Another approach is to write a Letter to Request Addition of Information Showing Stability. It includes demonstrable proof of a positive credit report item, like a new, better-paying job or solid proof that you’re paying your rent on time.

6. Build a solid credit utilization ratio

As we mentioned above, your credit utilization ratio (your financial debt divided by your available credit on hand) comprises 30% of your total credit score.

A study by MagnifyMoney, a LendingTree company, found that consumers who have great credit scores have very low utilization ratios. As a rule of thumb, you want a credit utilization ratio of no more than 30% to boost your credit score. If you have a credit card balance of $3,000 and you have a credit card spending limit of $10,000, your credit utilization ratio is 30%.

Ideally, you’ll keep your credit utilization ratio even lower. The lower, the better.

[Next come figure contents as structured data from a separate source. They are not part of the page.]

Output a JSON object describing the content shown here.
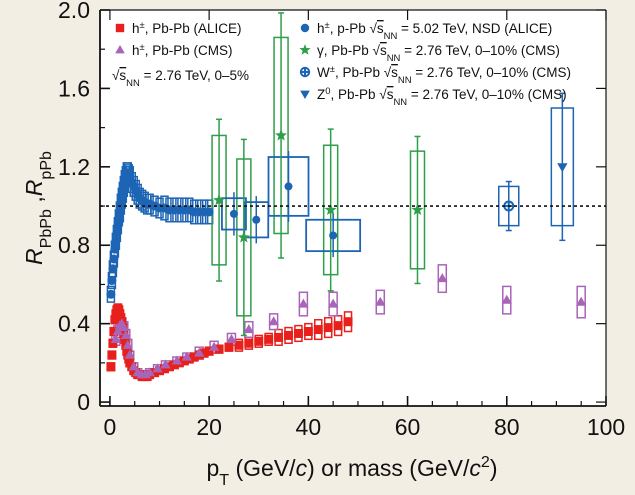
{
  "chart_data": {
    "type": "scatter",
    "xlabel": "p<sub>T</sub> (GeV/<i>c</i>) or mass (GeV/<i>c</i><sup>2</sup>)",
    "xlabel_parts": [
      "p",
      "T",
      " (GeV/",
      "c",
      ") or mass (GeV/",
      "c",
      "2",
      ")"
    ],
    "ylabel_parts": [
      "R",
      "PbPb",
      " ,",
      "R",
      "pPb"
    ],
    "xlim": [
      -2,
      100
    ],
    "ylim": [
      -0.02,
      2.0
    ],
    "x_ticks": [
      0,
      20,
      40,
      60,
      80,
      100
    ],
    "y_ticks": [
      0,
      0.4,
      0.8,
      1.2,
      1.6,
      2.0
    ],
    "y_tick_labels": [
      "0",
      "0.4",
      "0.8",
      "1.2",
      "1.6",
      "2.0"
    ],
    "reference_line": 1.0,
    "legend_note": "√s_NN = 2.76 TeV, 0–5%",
    "legend_note_parts": [
      "√",
      "s",
      "NN",
      " = 2.76 TeV, 0–5%"
    ],
    "series": [
      {
        "name": "h±, Pb-Pb (ALICE)",
        "legend_parts": [
          "h",
          "±",
          ", Pb-Pb (ALICE)"
        ],
        "color": "#e8201c",
        "marker": "square",
        "x": [
          0.2,
          0.4,
          0.6,
          0.8,
          1.0,
          1.2,
          1.4,
          1.6,
          1.8,
          2.0,
          2.2,
          2.4,
          2.6,
          2.8,
          3.0,
          3.2,
          3.4,
          3.6,
          3.8,
          4.0,
          4.4,
          4.8,
          5.2,
          5.6,
          6.0,
          6.5,
          7.0,
          7.5,
          8.0,
          9.0,
          10.0,
          11.0,
          12.0,
          13.0,
          14.0,
          15.0,
          16.0,
          17.0,
          18.0,
          19.0,
          20.0,
          22.0,
          24.0,
          26.0,
          28.0,
          30.0,
          32.0,
          34.0,
          36.0,
          38.0,
          40.0,
          42.0,
          44.0,
          46.0,
          48.0
        ],
        "y": [
          0.18,
          0.24,
          0.3,
          0.36,
          0.42,
          0.45,
          0.47,
          0.48,
          0.47,
          0.45,
          0.43,
          0.41,
          0.38,
          0.35,
          0.32,
          0.29,
          0.26,
          0.24,
          0.22,
          0.2,
          0.18,
          0.16,
          0.15,
          0.14,
          0.14,
          0.13,
          0.13,
          0.13,
          0.14,
          0.15,
          0.16,
          0.17,
          0.18,
          0.19,
          0.2,
          0.21,
          0.22,
          0.23,
          0.24,
          0.25,
          0.26,
          0.27,
          0.28,
          0.29,
          0.3,
          0.31,
          0.32,
          0.33,
          0.34,
          0.35,
          0.36,
          0.37,
          0.38,
          0.39,
          0.41
        ],
        "err": [
          0.02,
          0.02,
          0.02,
          0.02,
          0.02,
          0.02,
          0.02,
          0.02,
          0.02,
          0.02,
          0.02,
          0.02,
          0.02,
          0.02,
          0.02,
          0.02,
          0.02,
          0.02,
          0.02,
          0.02,
          0.015,
          0.015,
          0.015,
          0.015,
          0.015,
          0.015,
          0.015,
          0.015,
          0.015,
          0.015,
          0.015,
          0.015,
          0.015,
          0.015,
          0.015,
          0.015,
          0.02,
          0.02,
          0.02,
          0.02,
          0.02,
          0.02,
          0.02,
          0.03,
          0.03,
          0.03,
          0.03,
          0.04,
          0.04,
          0.04,
          0.04,
          0.05,
          0.05,
          0.05,
          0.05
        ]
      },
      {
        "name": "h±, Pb-Pb (CMS)",
        "legend_parts": [
          "h",
          "±",
          ", Pb-Pb (CMS)"
        ],
        "color": "#a865b7",
        "marker": "triangle",
        "x": [
          1.2,
          1.6,
          2.0,
          2.4,
          2.8,
          3.2,
          3.6,
          4.0,
          4.8,
          5.6,
          6.4,
          7.2,
          8.0,
          9.6,
          11.2,
          13.5,
          15.5,
          18.0,
          21.0,
          24.5,
          28.0,
          33.0,
          39.0,
          45.0,
          54.5,
          67.0,
          80.0,
          95.0
        ],
        "y": [
          0.32,
          0.36,
          0.39,
          0.4,
          0.38,
          0.34,
          0.29,
          0.24,
          0.18,
          0.15,
          0.14,
          0.14,
          0.15,
          0.17,
          0.19,
          0.21,
          0.23,
          0.25,
          0.28,
          0.32,
          0.37,
          0.41,
          0.5,
          0.5,
          0.51,
          0.63,
          0.52,
          0.51
        ],
        "err": [
          0.03,
          0.03,
          0.03,
          0.03,
          0.03,
          0.03,
          0.03,
          0.02,
          0.02,
          0.02,
          0.02,
          0.02,
          0.02,
          0.02,
          0.02,
          0.02,
          0.02,
          0.03,
          0.03,
          0.03,
          0.04,
          0.04,
          0.06,
          0.06,
          0.06,
          0.07,
          0.07,
          0.08
        ]
      },
      {
        "name": "h±, p-Pb √s_NN = 5.02 TeV, NSD (ALICE)",
        "legend_parts": [
          "h",
          "±",
          ", p-Pb ",
          "√",
          "s",
          "NN",
          " = 5.02 TeV, NSD (ALICE)"
        ],
        "color": "#1d64b4",
        "marker": "circle",
        "x": [
          0.2,
          0.4,
          0.6,
          0.8,
          1.0,
          1.2,
          1.4,
          1.6,
          1.8,
          2.0,
          2.2,
          2.4,
          2.6,
          2.8,
          3.0,
          3.2,
          3.4,
          3.6,
          3.8,
          4.0,
          4.4,
          4.8,
          5.2,
          5.6,
          6.0,
          6.5,
          7.0,
          7.5,
          8.0,
          9.0,
          10.0,
          11.0,
          12.0,
          13.0,
          14.0,
          15.0,
          16.0,
          17.0,
          18.0,
          19.0,
          20.0
        ],
        "y": [
          0.55,
          0.62,
          0.68,
          0.73,
          0.78,
          0.82,
          0.86,
          0.9,
          0.94,
          0.97,
          1.01,
          1.04,
          1.07,
          1.1,
          1.13,
          1.15,
          1.17,
          1.17,
          1.16,
          1.15,
          1.12,
          1.1,
          1.08,
          1.06,
          1.04,
          1.03,
          1.02,
          1.01,
          1.01,
          1.0,
          0.99,
          0.99,
          0.98,
          0.98,
          0.98,
          0.98,
          0.98,
          0.97,
          0.97,
          0.97,
          0.97
        ],
        "err": [
          0.04,
          0.04,
          0.04,
          0.04,
          0.04,
          0.04,
          0.04,
          0.04,
          0.04,
          0.05,
          0.05,
          0.05,
          0.05,
          0.05,
          0.05,
          0.05,
          0.05,
          0.05,
          0.05,
          0.05,
          0.05,
          0.05,
          0.05,
          0.05,
          0.05,
          0.05,
          0.05,
          0.05,
          0.05,
          0.05,
          0.05,
          0.06,
          0.06,
          0.06,
          0.06,
          0.06,
          0.06,
          0.06,
          0.06,
          0.06,
          0.06
        ]
      },
      {
        "name": "γ, Pb-Pb √s_NN = 2.76 TeV, 0–10% (CMS)",
        "legend_parts": [
          "γ, Pb-Pb ",
          "√",
          "s",
          "NN",
          " = 2.76 TeV, 0–10% (CMS)"
        ],
        "color": "#2e9e4a",
        "marker": "star",
        "x": [
          22.0,
          27.0,
          34.5,
          44.5,
          62.0
        ],
        "y": [
          1.03,
          0.84,
          1.36,
          0.98,
          0.98
        ],
        "err": [
          0.33,
          0.4,
          0.5,
          0.33,
          0.3
        ]
      },
      {
        "name": "W±, Pb-Pb √s_NN = 2.76 TeV, 0–10% (CMS)",
        "legend_parts": [
          "W",
          "±",
          ", Pb-Pb ",
          "√",
          "s",
          "NN",
          " = 2.76 TeV, 0–10% (CMS)"
        ],
        "color": "#1d64b4",
        "marker": "cross",
        "x": [
          80.4
        ],
        "y": [
          1.0
        ],
        "err": [
          0.1
        ]
      },
      {
        "name": "Z⁰, Pb-Pb √s_NN = 2.76 TeV, 0–10% (CMS)",
        "legend_parts": [
          "Z",
          "0",
          ", Pb-Pb ",
          "√",
          "s",
          "NN",
          " = 2.76 TeV, 0–10% (CMS)"
        ],
        "color": "#1d64b4",
        "marker": "triangle-down",
        "x": [
          91.2
        ],
        "y": [
          1.2
        ],
        "err": [
          0.3
        ]
      }
    ],
    "extra_blue_points": {
      "x": [
        25.0,
        29.5,
        36.0,
        45.0
      ],
      "y": [
        0.96,
        0.93,
        1.1,
        0.85
      ],
      "err": [
        0.08,
        0.09,
        0.15,
        0.08
      ]
    }
  },
  "colors": {
    "background": "#f3eee4",
    "plot_background": "#ffffff",
    "axis": "#111111",
    "reference_line": "#111111"
  }
}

7. Keep credit accounts open

Creditors love consumers who have built long and stable credit histories with minimal late payments and a great track record of reliability. Granted, this tip doesn’t take shape overnight, but if you really want to improve your credit score, demonstrating you’re a steady and stable financial risk over a long period goes a long way in improving your credit score.

That could mean keeping accounts open that you were considering closing, especially if they have a high credit limit. Anytime you close an account like that, you risk losing ground credit score-wise. Closing an account with a high credit limit takes something positive (a good credit utilization ratio) off the table.

The bottom line

Assessing your credit report, checking for account accuracy and fixing errors are all vital to your credit health.

If you really want to build a robust credit score — maybe somewhere in the 800 range — follow the tips above to start the serious construction that can lead to a steady and significant rise in your credit health, bringing you all the perks and benefits that strong credit offers.

Once you get rolling and start seeing the fruits of your labor paying off in the form of higher credit scores, you’ll want to keep going — as far and as high as you can.